L’arte di fingere un mestiere che, in fondo in fondo, c’è
“Dietro a ogni cretino che vuole fare ridere, c'è sempre un
imbecille che lo incoraggia”
(Tarasso)
Due mestieri per farne un solo: dall'arte alla catena di produzione
“By
joke, we mean a relatively short text which, for a given cultural
group, is recognizable as having, as its primary purpose, the
production of an amused reaction in its reader/hearer, and which is
typically repeatable in wide range of contexts.”
(Ritchie,
2004)
"Dissecting
humor is like dissecting a frog. They both die in the process."
(E.B. White)
Faccio
l'autore da circa 30 anni. Una volta facevo anche il professore
universitario: insegnavo Organizzazione Aziendale, poi ho dato le
dimissioni. Se devo dire la mia, è stata una mezza coglionata e una
mezza prova di orgoglio.

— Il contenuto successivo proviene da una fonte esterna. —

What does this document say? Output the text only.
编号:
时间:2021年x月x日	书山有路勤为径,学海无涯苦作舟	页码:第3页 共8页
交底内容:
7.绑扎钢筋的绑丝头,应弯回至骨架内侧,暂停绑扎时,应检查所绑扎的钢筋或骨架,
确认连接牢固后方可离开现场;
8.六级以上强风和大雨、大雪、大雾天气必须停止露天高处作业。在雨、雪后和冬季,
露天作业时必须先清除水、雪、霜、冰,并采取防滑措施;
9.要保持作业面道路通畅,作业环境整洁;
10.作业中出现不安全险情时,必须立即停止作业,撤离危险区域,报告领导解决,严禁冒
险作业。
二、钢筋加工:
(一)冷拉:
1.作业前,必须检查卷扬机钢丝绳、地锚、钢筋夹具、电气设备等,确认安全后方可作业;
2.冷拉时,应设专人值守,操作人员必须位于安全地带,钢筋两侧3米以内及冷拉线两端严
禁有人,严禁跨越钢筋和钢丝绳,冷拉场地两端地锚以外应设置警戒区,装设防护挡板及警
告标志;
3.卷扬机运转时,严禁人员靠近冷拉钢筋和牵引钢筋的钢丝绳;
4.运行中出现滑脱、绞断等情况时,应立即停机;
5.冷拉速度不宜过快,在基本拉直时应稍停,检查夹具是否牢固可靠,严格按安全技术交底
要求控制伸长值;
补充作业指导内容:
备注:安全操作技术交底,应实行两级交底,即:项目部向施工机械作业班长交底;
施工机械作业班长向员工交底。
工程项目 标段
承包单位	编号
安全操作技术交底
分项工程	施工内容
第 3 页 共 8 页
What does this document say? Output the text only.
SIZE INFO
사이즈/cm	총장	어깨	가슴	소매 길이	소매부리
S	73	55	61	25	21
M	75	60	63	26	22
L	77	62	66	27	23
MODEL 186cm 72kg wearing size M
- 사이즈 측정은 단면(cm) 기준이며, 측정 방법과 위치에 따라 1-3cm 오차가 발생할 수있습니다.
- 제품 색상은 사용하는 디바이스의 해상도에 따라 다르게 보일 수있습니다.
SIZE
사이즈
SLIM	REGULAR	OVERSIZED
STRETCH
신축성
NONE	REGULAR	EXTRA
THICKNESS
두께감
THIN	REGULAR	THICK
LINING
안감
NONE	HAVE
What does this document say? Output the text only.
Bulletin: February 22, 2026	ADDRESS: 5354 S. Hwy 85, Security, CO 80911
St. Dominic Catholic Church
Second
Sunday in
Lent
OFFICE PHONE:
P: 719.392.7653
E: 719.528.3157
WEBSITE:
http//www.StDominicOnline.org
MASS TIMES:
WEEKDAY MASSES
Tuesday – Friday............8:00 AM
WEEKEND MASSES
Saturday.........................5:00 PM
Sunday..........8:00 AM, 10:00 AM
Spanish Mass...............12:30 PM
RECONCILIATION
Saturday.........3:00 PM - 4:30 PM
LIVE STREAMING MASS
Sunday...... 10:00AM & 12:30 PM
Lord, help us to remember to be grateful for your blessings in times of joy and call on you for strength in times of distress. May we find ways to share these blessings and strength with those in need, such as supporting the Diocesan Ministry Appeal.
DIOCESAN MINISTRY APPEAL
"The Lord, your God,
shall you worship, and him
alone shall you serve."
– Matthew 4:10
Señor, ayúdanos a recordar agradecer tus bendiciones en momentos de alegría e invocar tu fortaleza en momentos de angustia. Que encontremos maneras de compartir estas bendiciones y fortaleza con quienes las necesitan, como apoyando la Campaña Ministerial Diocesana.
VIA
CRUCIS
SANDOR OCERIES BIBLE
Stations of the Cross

Siccome con l’orgoglio non ci si fanno i
panini, mi rimane l’impressione di un mezzo scroto appeso al muro a
ricordarmi che non ho più una pensione, non ho più uno stipendio
fisso, non ho più un’assistenza sanitaria da dipendente pubblico e
non posso più viaggiare a scrocco. Adesso mi guadagno da vivere
scrivendo stupidate e, anche se la cosa può sembrare strana, è un
lavoro. Del quale, ogni tanto, mi capita di parlare in qualità del
mio vecchio lavoro di professore. A furia di parlarne, ho scoperto
che il vecchio aforisma “il 10% è ispirazione, il 90% è
traspirazione”, si applica perfettamente anche al mio nuovo campo.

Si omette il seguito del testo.